Chronique

The Dave Brubeck Quartet

Dave digs Disney

Label / Distribution : Columbia Jazz / Sony

Dave Brubeck est un des musiciens les plus persévérants du jazz. Non content de nous avoir donné des tubes mondiaux et de nous avoir fait découvrir le singulier Paul Desmond, à plus de quatre-vingt-dix ans il ne raccroche toujours pas. Capable d’un toucher infiniment délicat, ce pianiste s’abandonne volontiers au rythme, avec un sens inné du martèlement, traversé d’une fougue expressive qui ne manque pas d’éclat. Son savoir-faire est d’autant plus épatant dans cet album de 1957 qu‘il tranche avec les thèmes de dessins animés et l’image fleur bleue qui nous en reste.
« Dave Digs Disney » ? For sure !

Disney savait repérer les talents, les compositeurs éclectiques, adaptables, comme les frères Sherman qui s’illustrèrent dans les comédies musicales cultes (Mary Poppins, Le livre de la Jungle).
Le quartet Brubeck/Desmond s’affirme dans cet album de grands thèmes issus des premiers dessins animés de Disney. Toujours vaillant, Brubeck raconte qu’au cours de ses innombrables tournées en break familial, ses enfants et lui écoutaient sans relâche les Walt Disney Golden Records. Ces airs ont fini par s’imposer définitivement dans sa mémoire, mais aussi dans celle de son alter ego altiste. Tous deux ont donc réuni suffisamment de matériau pour constituer un beau disque « mémorial », où les « alternate takes » ont leur place, à part égale, avec les versions conservées.

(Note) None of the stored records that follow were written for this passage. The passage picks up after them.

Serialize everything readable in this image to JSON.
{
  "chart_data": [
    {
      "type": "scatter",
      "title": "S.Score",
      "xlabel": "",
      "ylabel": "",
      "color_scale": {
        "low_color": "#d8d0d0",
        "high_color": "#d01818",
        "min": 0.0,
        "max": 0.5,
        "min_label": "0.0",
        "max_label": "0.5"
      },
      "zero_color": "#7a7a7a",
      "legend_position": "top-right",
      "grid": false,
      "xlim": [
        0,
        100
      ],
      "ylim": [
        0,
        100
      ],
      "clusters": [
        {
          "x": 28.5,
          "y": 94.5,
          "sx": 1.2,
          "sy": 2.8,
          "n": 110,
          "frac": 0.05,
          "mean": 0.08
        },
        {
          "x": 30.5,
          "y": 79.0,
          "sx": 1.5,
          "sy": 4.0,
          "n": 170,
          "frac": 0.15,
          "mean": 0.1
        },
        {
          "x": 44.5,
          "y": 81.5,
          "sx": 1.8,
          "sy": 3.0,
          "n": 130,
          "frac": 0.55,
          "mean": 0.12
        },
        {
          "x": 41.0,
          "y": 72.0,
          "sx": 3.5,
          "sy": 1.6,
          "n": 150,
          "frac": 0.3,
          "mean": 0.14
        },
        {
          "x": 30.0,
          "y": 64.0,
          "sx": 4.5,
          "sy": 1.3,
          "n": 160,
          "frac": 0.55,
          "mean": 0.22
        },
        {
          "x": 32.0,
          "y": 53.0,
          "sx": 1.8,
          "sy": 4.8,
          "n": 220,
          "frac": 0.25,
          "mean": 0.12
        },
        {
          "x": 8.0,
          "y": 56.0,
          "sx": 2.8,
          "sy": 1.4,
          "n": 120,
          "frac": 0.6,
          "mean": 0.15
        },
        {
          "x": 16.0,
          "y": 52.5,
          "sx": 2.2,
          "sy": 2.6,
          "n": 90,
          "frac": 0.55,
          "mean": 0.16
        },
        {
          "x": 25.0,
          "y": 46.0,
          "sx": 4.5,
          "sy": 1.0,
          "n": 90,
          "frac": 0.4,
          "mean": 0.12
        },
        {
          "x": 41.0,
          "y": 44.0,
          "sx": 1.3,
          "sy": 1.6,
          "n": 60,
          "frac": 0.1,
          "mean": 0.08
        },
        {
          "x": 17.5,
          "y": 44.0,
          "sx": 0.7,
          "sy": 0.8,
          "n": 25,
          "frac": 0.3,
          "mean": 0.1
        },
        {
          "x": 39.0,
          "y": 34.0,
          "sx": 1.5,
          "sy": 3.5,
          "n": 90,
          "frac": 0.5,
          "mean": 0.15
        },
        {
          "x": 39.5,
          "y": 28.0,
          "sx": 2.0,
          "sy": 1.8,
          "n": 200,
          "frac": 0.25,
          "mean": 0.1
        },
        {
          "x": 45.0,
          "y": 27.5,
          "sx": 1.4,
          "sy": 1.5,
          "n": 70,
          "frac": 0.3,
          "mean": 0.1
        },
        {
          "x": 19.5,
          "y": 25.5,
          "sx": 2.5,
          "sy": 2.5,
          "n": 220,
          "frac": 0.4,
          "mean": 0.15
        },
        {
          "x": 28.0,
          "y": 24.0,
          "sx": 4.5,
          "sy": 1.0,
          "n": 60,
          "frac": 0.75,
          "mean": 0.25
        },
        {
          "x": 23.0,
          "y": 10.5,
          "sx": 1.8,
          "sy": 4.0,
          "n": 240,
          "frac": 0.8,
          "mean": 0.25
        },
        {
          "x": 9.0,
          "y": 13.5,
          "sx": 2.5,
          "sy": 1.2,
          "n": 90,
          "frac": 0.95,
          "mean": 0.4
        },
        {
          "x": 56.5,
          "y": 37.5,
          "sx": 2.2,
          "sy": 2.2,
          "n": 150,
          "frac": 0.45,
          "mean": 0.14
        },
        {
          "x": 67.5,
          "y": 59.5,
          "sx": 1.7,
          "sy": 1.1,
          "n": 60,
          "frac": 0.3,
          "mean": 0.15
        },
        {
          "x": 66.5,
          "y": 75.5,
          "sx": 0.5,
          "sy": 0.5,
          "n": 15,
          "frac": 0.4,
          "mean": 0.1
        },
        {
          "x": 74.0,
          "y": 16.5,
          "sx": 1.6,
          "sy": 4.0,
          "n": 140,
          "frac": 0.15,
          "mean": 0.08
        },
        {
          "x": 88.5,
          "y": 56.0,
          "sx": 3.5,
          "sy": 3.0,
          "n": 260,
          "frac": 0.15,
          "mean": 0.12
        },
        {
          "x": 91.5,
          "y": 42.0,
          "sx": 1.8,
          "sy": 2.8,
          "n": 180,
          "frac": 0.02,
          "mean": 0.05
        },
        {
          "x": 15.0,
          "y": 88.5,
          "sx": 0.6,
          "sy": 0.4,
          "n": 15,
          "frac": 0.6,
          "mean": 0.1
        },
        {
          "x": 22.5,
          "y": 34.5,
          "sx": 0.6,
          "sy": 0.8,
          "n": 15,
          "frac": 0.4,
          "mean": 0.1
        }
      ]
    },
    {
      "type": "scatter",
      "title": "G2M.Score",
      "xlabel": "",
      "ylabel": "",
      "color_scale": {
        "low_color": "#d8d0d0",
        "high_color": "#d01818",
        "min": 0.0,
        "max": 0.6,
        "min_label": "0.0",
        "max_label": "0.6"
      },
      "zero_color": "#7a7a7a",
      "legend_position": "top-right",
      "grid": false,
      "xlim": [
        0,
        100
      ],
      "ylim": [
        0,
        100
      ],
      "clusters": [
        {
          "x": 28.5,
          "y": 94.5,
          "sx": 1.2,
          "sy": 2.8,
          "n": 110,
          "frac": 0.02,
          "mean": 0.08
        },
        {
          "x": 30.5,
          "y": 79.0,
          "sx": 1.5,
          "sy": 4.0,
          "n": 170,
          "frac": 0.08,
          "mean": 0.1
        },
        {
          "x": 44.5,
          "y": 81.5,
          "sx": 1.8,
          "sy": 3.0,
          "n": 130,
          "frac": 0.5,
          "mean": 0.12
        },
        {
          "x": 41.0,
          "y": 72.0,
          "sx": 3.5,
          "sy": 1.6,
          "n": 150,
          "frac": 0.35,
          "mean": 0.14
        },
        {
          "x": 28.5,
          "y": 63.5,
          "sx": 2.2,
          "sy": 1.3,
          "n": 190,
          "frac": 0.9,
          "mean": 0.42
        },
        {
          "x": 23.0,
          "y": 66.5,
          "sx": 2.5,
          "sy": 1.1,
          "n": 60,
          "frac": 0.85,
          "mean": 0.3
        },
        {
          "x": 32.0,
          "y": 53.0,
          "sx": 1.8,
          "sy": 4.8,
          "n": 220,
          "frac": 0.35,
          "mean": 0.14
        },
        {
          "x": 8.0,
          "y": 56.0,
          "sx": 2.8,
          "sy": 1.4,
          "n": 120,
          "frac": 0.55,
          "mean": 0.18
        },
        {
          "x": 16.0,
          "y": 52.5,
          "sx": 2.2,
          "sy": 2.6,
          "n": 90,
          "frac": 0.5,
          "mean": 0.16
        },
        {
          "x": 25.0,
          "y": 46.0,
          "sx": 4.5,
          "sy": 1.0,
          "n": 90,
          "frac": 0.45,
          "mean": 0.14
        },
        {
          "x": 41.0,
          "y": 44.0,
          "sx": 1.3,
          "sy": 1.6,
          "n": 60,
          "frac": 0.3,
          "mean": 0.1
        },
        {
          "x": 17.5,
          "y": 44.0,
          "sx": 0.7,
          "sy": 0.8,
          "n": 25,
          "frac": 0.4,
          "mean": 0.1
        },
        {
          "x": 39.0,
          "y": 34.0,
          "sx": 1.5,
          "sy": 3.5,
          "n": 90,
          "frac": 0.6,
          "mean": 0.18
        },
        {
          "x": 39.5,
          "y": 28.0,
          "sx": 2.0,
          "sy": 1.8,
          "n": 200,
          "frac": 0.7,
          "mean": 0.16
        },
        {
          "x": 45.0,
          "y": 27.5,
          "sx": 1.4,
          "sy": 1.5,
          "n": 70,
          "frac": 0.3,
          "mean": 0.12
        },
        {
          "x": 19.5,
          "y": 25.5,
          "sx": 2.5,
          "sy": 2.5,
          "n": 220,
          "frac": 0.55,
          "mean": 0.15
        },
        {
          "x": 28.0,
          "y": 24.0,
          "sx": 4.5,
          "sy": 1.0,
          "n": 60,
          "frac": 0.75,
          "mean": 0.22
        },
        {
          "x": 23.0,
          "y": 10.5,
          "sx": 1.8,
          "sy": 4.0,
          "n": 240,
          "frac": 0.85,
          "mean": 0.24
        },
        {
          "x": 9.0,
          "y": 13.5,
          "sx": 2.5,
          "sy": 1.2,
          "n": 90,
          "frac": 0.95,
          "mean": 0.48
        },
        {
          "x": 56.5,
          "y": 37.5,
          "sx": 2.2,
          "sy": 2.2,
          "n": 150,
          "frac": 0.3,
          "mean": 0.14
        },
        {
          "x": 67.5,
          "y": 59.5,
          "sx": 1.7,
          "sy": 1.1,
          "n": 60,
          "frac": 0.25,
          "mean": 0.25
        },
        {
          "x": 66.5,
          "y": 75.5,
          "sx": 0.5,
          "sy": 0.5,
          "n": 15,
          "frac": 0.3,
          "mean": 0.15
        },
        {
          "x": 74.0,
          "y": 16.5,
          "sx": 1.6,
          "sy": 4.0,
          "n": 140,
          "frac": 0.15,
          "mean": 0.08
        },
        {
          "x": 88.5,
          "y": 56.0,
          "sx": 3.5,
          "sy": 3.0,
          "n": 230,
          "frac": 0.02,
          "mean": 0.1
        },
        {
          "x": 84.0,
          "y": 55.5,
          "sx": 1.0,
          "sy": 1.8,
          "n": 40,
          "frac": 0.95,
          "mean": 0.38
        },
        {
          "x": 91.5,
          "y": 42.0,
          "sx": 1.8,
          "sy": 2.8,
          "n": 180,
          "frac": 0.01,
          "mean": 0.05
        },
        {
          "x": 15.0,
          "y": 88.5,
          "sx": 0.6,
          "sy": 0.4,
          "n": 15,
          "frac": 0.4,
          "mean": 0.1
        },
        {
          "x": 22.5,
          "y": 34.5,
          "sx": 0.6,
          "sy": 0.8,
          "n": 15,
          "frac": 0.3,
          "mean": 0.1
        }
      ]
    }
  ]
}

Ici, cette musique de studios, de films pour enfants, n’a plus rien de la bluette : le quartet mythique en fait tout autre chose, à l’image de Bill Evans “retouchant” le thème de Michel Legrand « You Must Believe in Spring », sur l’album éponyme, terriblement élégiaque (d’autant qu’il est posthume). On est donc agréablement surpris de retrouver le « Heigh Ho » des nains de Blanche-Neige qui « rentrent du boulot », les « alternate takes » de « Someday My Prince Will Come » et une « Alice in Wonderland » transformée en valse jazz comme les affectionnait particulièrement le lunaire Paul Desmond, mais encore « When You Wish Upon a Star » (Pinocchio).

Ce disque où Brubeck met à profit son sens très particulier de « l’entertainment » révèle un Paul Desmond aérien, sublime, léger, très à son avantage, avec cette féminité que fait remarquer Alain Gerber dans le portrait remarquable qu’il lui a consacré. Bien entendu, aucune urgence ici : il s’adresse avant tout aux fans qui, convaincus d’avance, n’en auront pas attendu la chronique. Et on les comprend, tant le cœur s’exalte dès les notes inaugurales du premier morceau. La nostalgie est essentielle. Donc l’urgence attendra.